On trouve l’usage de quelques plantes maritimes depuis l’Antiquité. « Crithme » provient d’ailleurs du mot grec krêthmon pour « lieu escarpé » endroit de prédilection de la criste. Quant au mot salicorne, il dériverait de l’arabe Al Kali pour désigner cette plante utilisée au XIXe siècle pour produire de la soude, substance nécessaire à la fabrication du verre. Pline utilisait très certainement le terme « halymus » pour désigner la salicorne dans son Histoire naturelle, mais il nomme aussi une « absinthe marine » (livre XXXII, 31, 5) qui « chasse les vers intestinaux ; on la prend en breuvage avec de l’huile et du sel, ou délayée dans un potage fait avec la farine de blé ». Parlait-il de la criste, qui en a la saveur ? Ses usages médicinaux se lisent déjà chez Hippocrate pour « atténuer les douleurs en utilisation avec des fruits et en infusion dans du vin », comme chez le médecin grec Dioscoride, pour qui elle « guérissait la jaunisse ». On la consommait conservée dans la saumure. Elle fut même offerte à Thésée dans un poème de Callimaque. Pour Galien, la criste était utilisée comme plante digestive. Elle fut inscrite au Codex medicamentarius de 1732 et apparait dans Le Dictionnaire universel de matière médicale et de thérapeutique générale comme favorisant la digestion. On lui reconnaîtra par la suite, en 1844, des propriétés vermifuges. À cette même époque, deux cents navires emportèrent 25 000 boîtes de salicornes conservées très certainement au vinaigre pour la santé des marins, qui « s’en trouvèrent bien » selon Auguste Chevalier dans sa Revue de botanique appliquée.

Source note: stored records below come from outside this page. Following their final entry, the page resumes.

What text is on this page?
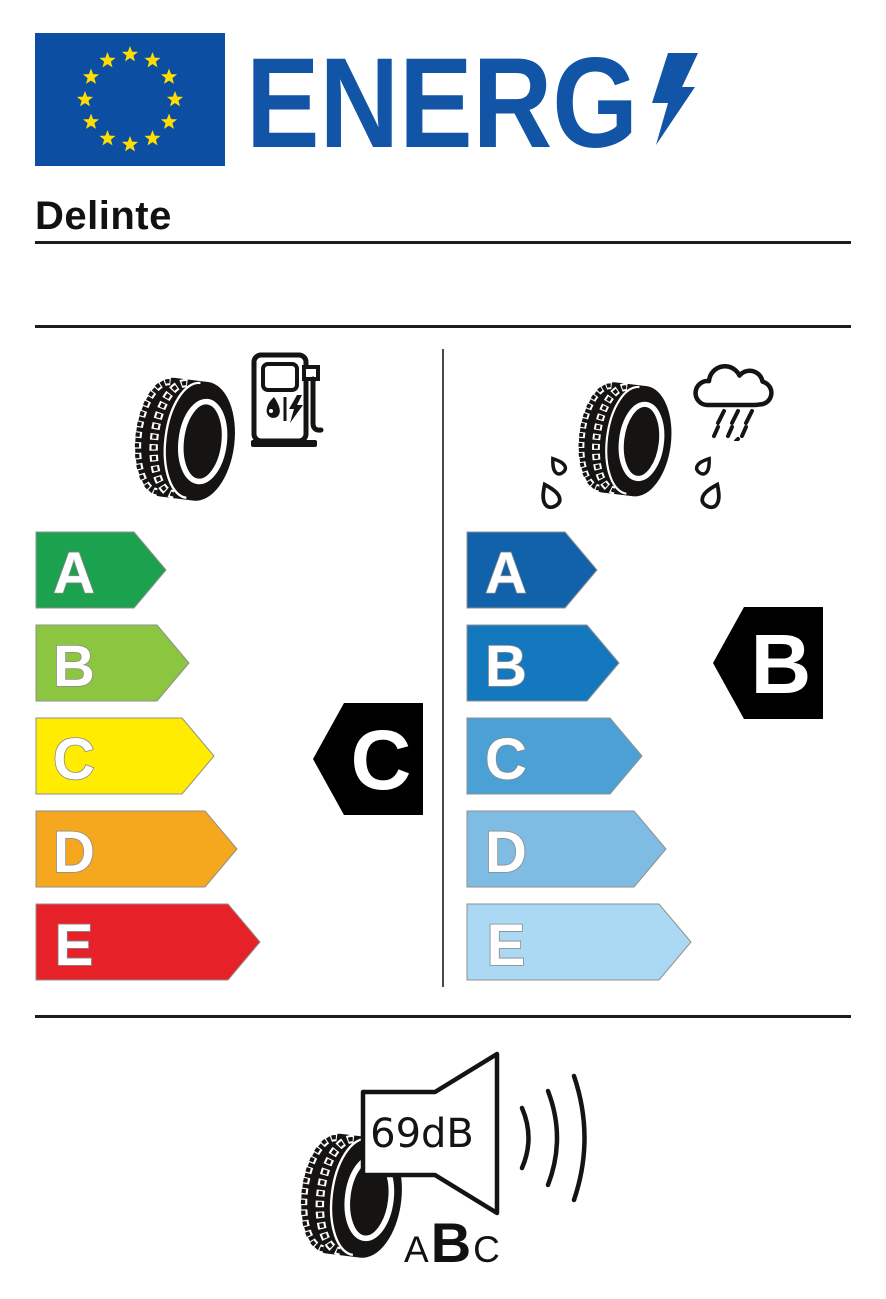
ENERG
Delinte
A
B
C
D
E
C
A
B
C
D
E
B
69dB
A B C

Bonnes pratiques de cueillette

Selon les régions et les départements du littoral français, la règlementation concernant les cueillettes de loisir des plantes du littoral peuvent varier.
• Certaines plantes sont strictement protégées, interdites à la récolte – comme l’Immortelle des dunes (Helichrysum stoechas) dans le Finistère –, d’autres sont strictement règlementées (comme la criste-marine et la salicorne dans la Manche). Pensez à vous renseigner sur les sites dédiés. Pour favoriser la préservation de la flore, afin de pérenniser le renouvellement des espèces, il est déconseillé (et parfois interdit) de cueillir les plantes dans leur période de floraison. La salicorne, par exemple, doit être récoltée du 1er juin au 31 août. • Une variété d’obione, Halimione pedunculata (L.) Aellen, dite « obione à fruit pédonculé », est inscrite sur la liste des espèces végétales protégées sur l’ensemble du territoire. Sont donc interdits en tout temps et sur tout le territoire métropolitain : la coupe, l’arrachage, la cueillette ou l’enlèvement, le colportage, l’utilisation, la mise en vente, la vente ou l’achat de tout ou partie des spécimens sauvages. On s’équipe de ciseaux afin de couper proprement la plante : on prélève les parties aériennes de préférence en laissant une hauteur de 6 cm au moins en place. On grappille de manière à laisser quelques bouquets aux endroits récoltés (20 % environ). Bien entendu, la récolte doit être « familiale » : en règle générale on considère que « la quantité de plants ou fleurs autorisée par jour ne doit pas excéder ce que peut tenir la main d’une personne adulte ». Comme pour de nombreuses plantes, on évite les récoltes avant et après le coucher du soleil.

À savoir

Le chlorure de magnésium contenu dans l’eau de mer possède une forte teneur en magnésium élémentaire. Doué d’une très bonne solubilité, il est particulièrement bien assimilé par le corps humain. On le connaît sous sa forme en paillettes sous le nom de Nigari. Le magnésium marin présente l’avantage d’être en harmonie avec notre organisme, comme l’a démontré René Quinton. Il est donc plus efficace.